Personnes concernées
Les étrangers séropositifs, notamment ceux issus d'Afrique subsaharienne, sont directement concernés par l'abrogation du titre de séjour pour soins, car ce dispositif leur offrait une protection en matière de santé. De plus, les bénéficiaires actuels de ce titre, qui ont accès à la Protection universelle maladie (PUMA) et à la complémentaire santé solidaire, seront également affectés par cette mesure, qui vise à mettre fin à leur droit à la régularisation.
Dispositions clés
- Abrogation du titre de séjour pour soins. La proposition de loi vise à abroger le titre de séjour pour soins, considéré comme dévoyé et source de coûts importants pour le système de santé français.
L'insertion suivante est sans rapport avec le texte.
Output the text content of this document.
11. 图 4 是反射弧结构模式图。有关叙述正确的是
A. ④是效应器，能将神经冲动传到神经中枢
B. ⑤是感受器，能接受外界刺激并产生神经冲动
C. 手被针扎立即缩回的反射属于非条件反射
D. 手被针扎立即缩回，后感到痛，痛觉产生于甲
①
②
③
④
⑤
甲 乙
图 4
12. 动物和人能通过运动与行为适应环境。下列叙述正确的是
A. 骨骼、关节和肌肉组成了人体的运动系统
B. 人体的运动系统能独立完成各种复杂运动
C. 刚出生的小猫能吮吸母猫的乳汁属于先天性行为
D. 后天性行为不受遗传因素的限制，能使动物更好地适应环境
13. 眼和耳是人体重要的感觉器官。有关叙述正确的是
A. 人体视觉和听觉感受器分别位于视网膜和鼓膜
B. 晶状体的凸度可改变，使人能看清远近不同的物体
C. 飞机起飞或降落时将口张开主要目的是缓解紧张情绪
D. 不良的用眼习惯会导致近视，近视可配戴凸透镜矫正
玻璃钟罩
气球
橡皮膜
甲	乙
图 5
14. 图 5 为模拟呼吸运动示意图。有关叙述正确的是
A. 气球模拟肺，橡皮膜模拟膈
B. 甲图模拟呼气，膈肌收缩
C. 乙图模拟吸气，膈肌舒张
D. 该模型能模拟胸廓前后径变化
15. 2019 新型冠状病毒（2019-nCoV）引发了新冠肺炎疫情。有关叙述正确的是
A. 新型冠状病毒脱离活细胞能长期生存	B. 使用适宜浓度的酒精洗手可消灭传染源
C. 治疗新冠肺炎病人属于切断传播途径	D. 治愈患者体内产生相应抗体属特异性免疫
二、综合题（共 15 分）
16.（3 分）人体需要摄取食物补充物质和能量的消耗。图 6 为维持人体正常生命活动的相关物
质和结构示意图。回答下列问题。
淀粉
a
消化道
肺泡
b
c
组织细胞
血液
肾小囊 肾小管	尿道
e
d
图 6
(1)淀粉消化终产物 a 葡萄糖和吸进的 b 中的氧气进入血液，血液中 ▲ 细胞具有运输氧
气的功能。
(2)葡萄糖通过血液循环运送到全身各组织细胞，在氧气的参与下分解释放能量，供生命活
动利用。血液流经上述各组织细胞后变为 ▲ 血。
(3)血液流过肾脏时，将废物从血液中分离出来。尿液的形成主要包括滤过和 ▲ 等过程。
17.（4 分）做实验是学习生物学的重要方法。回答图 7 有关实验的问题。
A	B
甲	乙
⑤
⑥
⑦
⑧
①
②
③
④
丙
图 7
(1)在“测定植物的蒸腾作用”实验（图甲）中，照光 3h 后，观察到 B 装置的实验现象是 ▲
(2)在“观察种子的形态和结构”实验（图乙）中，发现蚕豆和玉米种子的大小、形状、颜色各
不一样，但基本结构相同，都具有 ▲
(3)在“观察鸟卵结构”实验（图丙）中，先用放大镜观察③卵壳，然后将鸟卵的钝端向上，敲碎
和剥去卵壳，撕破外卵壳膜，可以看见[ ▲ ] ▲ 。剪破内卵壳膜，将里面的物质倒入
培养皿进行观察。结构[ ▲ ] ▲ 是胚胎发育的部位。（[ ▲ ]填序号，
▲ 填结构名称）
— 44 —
Elle prévoit également une période transitoire pour les bénéficiaires déjà titulaires de ce titre.
Impact budgétaire
Non applicable : Pas d'estimation budgétaire indépendante disponible pour ce texte
Dates d'entrée en vigueur
Non applicable : L'exposé des motifs n'aborde pas les dates d'entrée en vigueur
Lien avec le droit existant
Le texte vise à abroger le dispositif du titre de séjour pour soins, créé par la loi du 11 mai 1998 dite loi Chevènement, qui a été élargi au fil des années par des décisions de la Cour européenne des droits de l'homme et une jurisprudence nationale extensive.
Objet déclaré
La présente proposition de loi vise à abroger le titre de séjour pour soins, considéré comme un moteur d'un droit à la régularisation. Elle entend également mettre en place une période transitoire pour les bénéficiaires déjà titulaires de ce titre.